The doctrine of primary jurisdiction is a judge-made doctrine that “comes into play when a court and an administrative agency have concurrent jurisdiction over the same matter, and no statutory provision coordinates the work of the court and of the agency.” Mercury Motor Express, Inc. v. Brinke, 475 F.2d 1086, 1091 (5th Cir. 1973). There is no fixed formula for a court to use in applying the doctrine. In each case, the court must determine whether the reasons for the existence of the doctrine are present, and whether the purposes it serves will be aided by its application to the litigation before the court. United States v. Western Pac. R. Co., 352 U.S. 59, 77 S.Ct. 161, 1 L.Ed. 2d 126 (1956). Two reasons for the doctrine are usually stated by the courts. One is to promote consistency and uniformity in the treatment of businesses whose regulation is entrusted to an administrative agency. United States v. Western Pac. R. Co., 352 U.S. 59, 77 S.Ct. 161, 1 L.Ed.2d 126 (1956); Mercury Motor Express, Inc. v. Brinke, 475 F.2d 1086 (5th Cir. 1973). This was the original reason for the doctrine as stated by Mr. Justice White in Texas & Pac. Ry. v. Abilene Cotton Oil Co., 204 U.S. 426. 27 S.Ct. 350, 51 L.Ed. 553 (lauY). The second reason for the doctrine is that it is thought wise for a court to defer to an expert agency when it is faced with an issue in an area with which the court is relatively unfamiliar and which is not in the conventional experience of judges, or an issue which .requires the exercise of administrative discretion. Far East Conference v. United States, 342 U.S. 570, 72 S.Ct. 492, 96 L.Ed. 576 (1952); Mercury Motor Express, Inc. v. Brinke, 475 F.2d 1086 (5th Cir. 1973).

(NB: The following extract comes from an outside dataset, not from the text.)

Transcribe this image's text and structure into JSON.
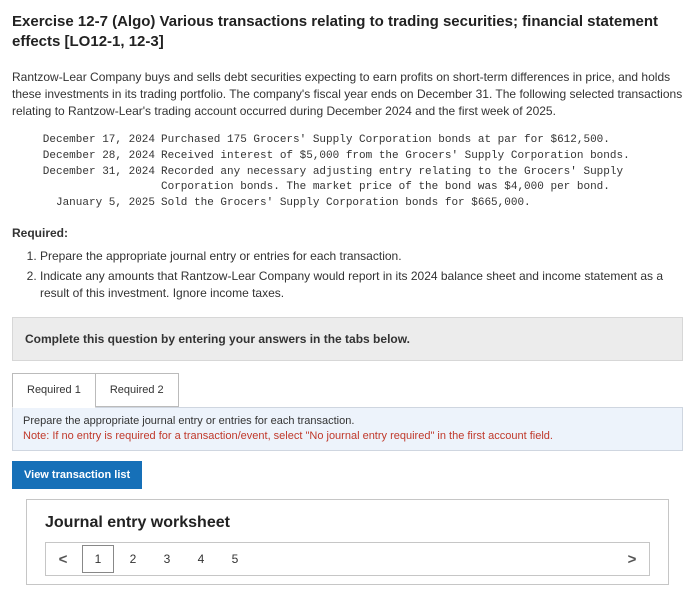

Applying these principles to the present situation, the Court determines that the primary jurisdiction doctrine is applicable to this case. The basic issue in the case is whether the physical connection between two telephone companies should be at one geographical point, rather than at another. The Federal Communications Commission has the power to require physical connections between common carriers engaged in interstate or foreign communication if it finds that such action is necessary or desirable in the public interest. 47 U.S. C. § 201(a). . It appears to the Court that the determination of the proper point of connection between two common carriers is a question that an expert agency, such as the Commission, has the requisite skill and knowledge to handle. The Court also concludes that this decision could involve the exercise of administrative discretion. In addition, the Court believes that in an industry as highly regulated as the telephone industry, reference of this case to the administrative agency established by Congress to control that industry would promote consistency and uniformity in its regulation.

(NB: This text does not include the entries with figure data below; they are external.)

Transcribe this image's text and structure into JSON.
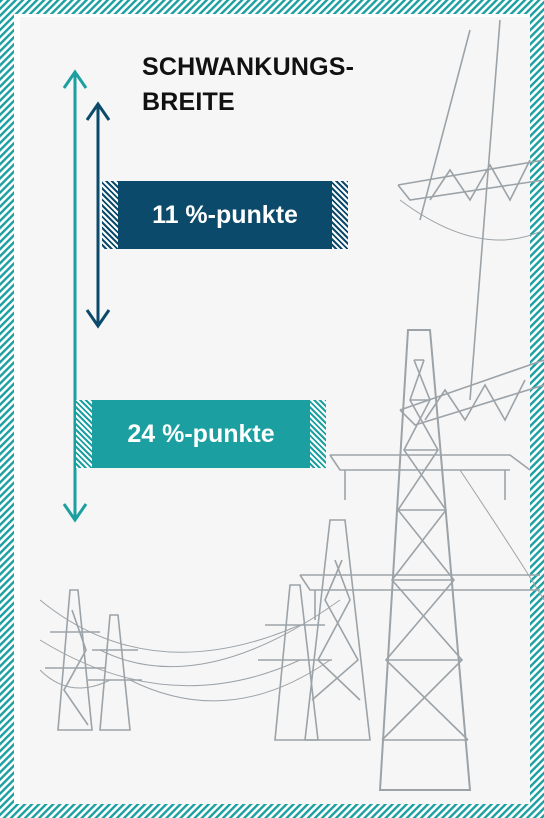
{
  "title": {
    "line1": "SCHWANKUNGS-",
    "line2": "BREITE"
  },
  "badges": {
    "small": "11 %-punkte",
    "large": "24 %-punkte"
  },
  "colors": {
    "dark_blue": "#0b4a6a",
    "teal": "#1b9fa0",
    "border_hatch": "#1b9fa0",
    "pylon_gray": "#9aa0a6"
  },
  "icons": {
    "arrow_short": "double-headed-arrow-icon",
    "arrow_long": "double-headed-arrow-icon",
    "illustration": "power-pylon-icon"
  }
}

Having determined that the doctrine of primary jurisdiction applies, the Court is of the opinion that the proper action is not to dismiss the case, but to stay all proceedings and hold the case in abeyance pending the conclusion of appropriate administrative proceedings by the Federal Communications Commission. See Louisville & Nashville Railroad Co. v. Knox Homes Corp., 343 F.2d 887 (5th Cir. 1965); Carter v. American Telephone and Telegraph Company, 250 F.Supp. 188 (N.D.Tex.1966), aff’d, 365 F.2d 486 (5th Cir. 1966), cert. denied, 385 U.S. 1008, 87 S.Ct. 714, 17 L.Ed.2d 546 (1967). The burden is upon both parties to bring this case before the Federal Communications Commission. See Carter v. American Telephone and Telegraph Compawy, 365 F.2d 486, 499-500 n. 27 (5th Cir. 1966).

After a determination by the Commission, the Court will consider any issues the parties wish to raise, including the anti-trust issues.

It is therefore ordered, adjudged and decreed that the Defendant’s Motion to Dismiss be, and the same is hereby in all things, denied.

It is further ordered, adjudged and decreed that all proceedings will be stayed and this cause will be held in abeyance pending the conclusion of the appropriate administrative proceedings before the Federal Communications Commission, and jurisdiction will remain in this Court to pass ultimately on any issue raised by the parties after the Commission makes a determination.